|Mule Hollow Wall
This route is located thirty feet to the left of Ravages of time. Climb what looks to be the smoothest section of the wall. Small edges and some high steppin past seven bolts brings one up to a two bolt belay.
The rock quality is superb!
This route is on the Sea of Glass Wall, just south of and downhill from the main mule hollow wall.
|Comments on The Sands of Time
Jun 20, 2011
This will be a great route once you guys put the first two bolts in... ;).

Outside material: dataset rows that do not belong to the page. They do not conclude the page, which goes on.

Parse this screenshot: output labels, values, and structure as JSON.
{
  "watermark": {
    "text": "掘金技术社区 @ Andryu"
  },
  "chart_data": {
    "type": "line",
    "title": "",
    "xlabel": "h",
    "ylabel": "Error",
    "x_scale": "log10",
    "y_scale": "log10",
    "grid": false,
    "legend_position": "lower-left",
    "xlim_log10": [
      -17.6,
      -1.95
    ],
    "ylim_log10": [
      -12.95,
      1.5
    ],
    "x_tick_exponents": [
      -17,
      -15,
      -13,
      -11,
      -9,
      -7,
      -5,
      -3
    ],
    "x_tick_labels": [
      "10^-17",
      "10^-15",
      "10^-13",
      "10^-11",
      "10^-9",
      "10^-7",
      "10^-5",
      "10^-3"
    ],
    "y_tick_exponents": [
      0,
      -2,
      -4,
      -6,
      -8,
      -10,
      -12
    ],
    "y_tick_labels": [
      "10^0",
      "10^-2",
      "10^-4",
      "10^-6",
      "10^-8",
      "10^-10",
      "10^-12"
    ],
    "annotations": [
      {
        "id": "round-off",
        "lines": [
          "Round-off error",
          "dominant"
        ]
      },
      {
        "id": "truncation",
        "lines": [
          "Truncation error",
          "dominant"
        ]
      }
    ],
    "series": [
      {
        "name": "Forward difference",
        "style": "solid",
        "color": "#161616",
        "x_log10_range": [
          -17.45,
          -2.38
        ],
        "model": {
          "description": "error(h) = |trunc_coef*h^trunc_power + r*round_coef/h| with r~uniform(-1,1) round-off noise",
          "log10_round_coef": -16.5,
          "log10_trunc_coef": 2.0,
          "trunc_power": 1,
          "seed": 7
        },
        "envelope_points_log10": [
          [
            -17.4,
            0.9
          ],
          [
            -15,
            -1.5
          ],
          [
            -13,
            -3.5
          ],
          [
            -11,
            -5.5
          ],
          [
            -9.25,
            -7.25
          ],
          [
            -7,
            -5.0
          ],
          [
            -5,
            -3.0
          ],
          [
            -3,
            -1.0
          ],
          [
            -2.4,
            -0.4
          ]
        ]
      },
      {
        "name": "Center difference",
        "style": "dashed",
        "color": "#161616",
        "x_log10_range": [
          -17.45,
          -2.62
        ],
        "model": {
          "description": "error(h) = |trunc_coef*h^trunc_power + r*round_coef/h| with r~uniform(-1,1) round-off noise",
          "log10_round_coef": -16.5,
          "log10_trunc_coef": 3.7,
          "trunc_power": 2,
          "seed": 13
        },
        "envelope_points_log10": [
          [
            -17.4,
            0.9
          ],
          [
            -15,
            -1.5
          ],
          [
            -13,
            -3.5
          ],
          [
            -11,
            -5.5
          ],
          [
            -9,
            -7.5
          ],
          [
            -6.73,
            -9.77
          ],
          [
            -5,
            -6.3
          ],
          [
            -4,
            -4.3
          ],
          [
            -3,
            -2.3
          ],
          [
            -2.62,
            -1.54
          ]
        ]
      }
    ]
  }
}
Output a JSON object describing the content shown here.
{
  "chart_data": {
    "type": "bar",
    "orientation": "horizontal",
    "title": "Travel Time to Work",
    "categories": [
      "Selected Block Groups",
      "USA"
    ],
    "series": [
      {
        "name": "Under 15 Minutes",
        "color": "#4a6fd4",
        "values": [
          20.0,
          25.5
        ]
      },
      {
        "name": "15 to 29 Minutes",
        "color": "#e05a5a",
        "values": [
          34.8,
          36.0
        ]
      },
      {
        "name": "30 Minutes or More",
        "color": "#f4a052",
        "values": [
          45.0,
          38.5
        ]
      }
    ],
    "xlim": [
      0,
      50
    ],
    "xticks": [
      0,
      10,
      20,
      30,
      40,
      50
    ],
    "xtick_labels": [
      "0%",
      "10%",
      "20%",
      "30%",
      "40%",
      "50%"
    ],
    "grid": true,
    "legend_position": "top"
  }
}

Felt like 11 slab to me getting through the first two bolts, tenuous and awkward. So much so I backed off on lead, TR'ed it, and still didn't enjoy the opening moves. I'll bypass the bolted start to the right next time and pro the flake on the right, even though that sucks, too. Really good up high, so well worth it. Thought I was at Eldo for just a second there.
Nov 8, 2012
rating: 5.10a 6a 18 VI+ E1 5a
Fantastic route! Thanks!
|By Kevin A Lockwood|
May 4, 2013
rating: 5.10- 6a 18 VI+ E1 5a
Great route with a tenuous start. The (mental) crux is probably getting to the first bolt. After you clip the first bolt and calm down the climbing is great. 5.10- climbing leads into relaxing, fun 5.7/5.8 at the top. Could possibly add another bolt lower down and to the right of the first bolt. Nice job Pat.
|By Austin Black|
May 8, 2013
rating: 5.9+ 5c 17 VI E1 5a
Even though the first bolt was a little high, I felt it added to the rating of the climb. The first few moves felt pretty easy, followed by a 9+ move just before the bolt. I like that it wasn't any lower. It really makes you focus in. If it were any lower, the move preceding it would not have felt quite so committing. Loved the route. All the bolts after number one felt a safe distance apart.
May 26, 2013
The rating of this climb is confusing as Ravages of Time has the same rating and this climb is much more difficult not to mention much more dangerous. I would give this a rating of an 11 as mentioned above.
From: Small Lake, UT
Jul 3, 2013
Seven draws and a stick clip is the new rack for Mule Hollow? Please.